+2
@1 bu ve benzeri konuları tartıştığım bütün arkadaşlarıma şunu söylüyorum: inan veya inanma sen bilirsin. ben kimseye neden inanmıyorsun diye de sormam. kendimce neden inandığımı izah ederim, eğer karşıda ki efendi ve kendini bilen biriyse, benim onu anlamaya çalıştığım gibi oda beni anlamaya çalışıyorsa tartışma kavga yada karşılıklı atışmadan çıkarak zevkli bir hal almaya başlar. faydası çoğu zaman iki tarafa da olur. inançları değişmeyecektir tabi ancak saatlerce tartışmanın neticesinde karşılıklı olarak bir çok tarihsel olay konuşulur genel kültürler artar.
burada esas olan şey insanları yönlendirmeye çalışmamaktır. ben kimseye müslüman olmak zorundasın diye bir cümle kurmadım bugüne kadar. ancak bazıları ısrarla islam adına bu böyledir, bu vardır bu yoktur diyerek yaklaştığı için çoğu zaman savunmak zorunda kalmışımdır. yoksa aynı mezara girecek halimiz yok. günahsa da sana sevapsa da bana bir artısı veya eksisi de yok.
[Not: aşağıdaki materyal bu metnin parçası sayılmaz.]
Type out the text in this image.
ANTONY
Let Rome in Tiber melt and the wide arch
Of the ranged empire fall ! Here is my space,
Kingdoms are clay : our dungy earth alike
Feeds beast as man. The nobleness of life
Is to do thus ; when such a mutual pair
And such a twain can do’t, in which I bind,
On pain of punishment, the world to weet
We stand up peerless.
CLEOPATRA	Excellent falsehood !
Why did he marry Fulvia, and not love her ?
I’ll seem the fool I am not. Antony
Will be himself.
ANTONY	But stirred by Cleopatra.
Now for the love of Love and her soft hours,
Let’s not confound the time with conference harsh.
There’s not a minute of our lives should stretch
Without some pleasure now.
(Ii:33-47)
ancak şunu belirtmem gerekir ki iyi yada kötü olmak ile ilgili söylediğin şeye sonuna kadar katılıyorum. yaygın inanış her şeyin allah korkusundan kaynaklandığıdır. hep kork, korktuğun içinse aklından geçenleri yapma veya korktuğun için inan-ibadet et. arap kültürü(biat) türk islam aleminin bir parçası olmamalıdır. bizde ise esas olan allah sevgisidir. iyilik yapıyorsam senin söylemiş olduğun ruh hali ve gerekçelerle yapıyorum sevap olsun diye değil içimden geldiği için. allah'tan korkmuyorum, allah'ı seviyorum ve onun adaletine inanıyorum. bütün gerekleriyle dini kurallara uymasam da evet ben inanıyorum. ancak senin inanmama özgürlüğünü de sonuna kadar savunuyor-savunmak istiyorum.
umarım doğru ifade edebilmişimdir kendimi.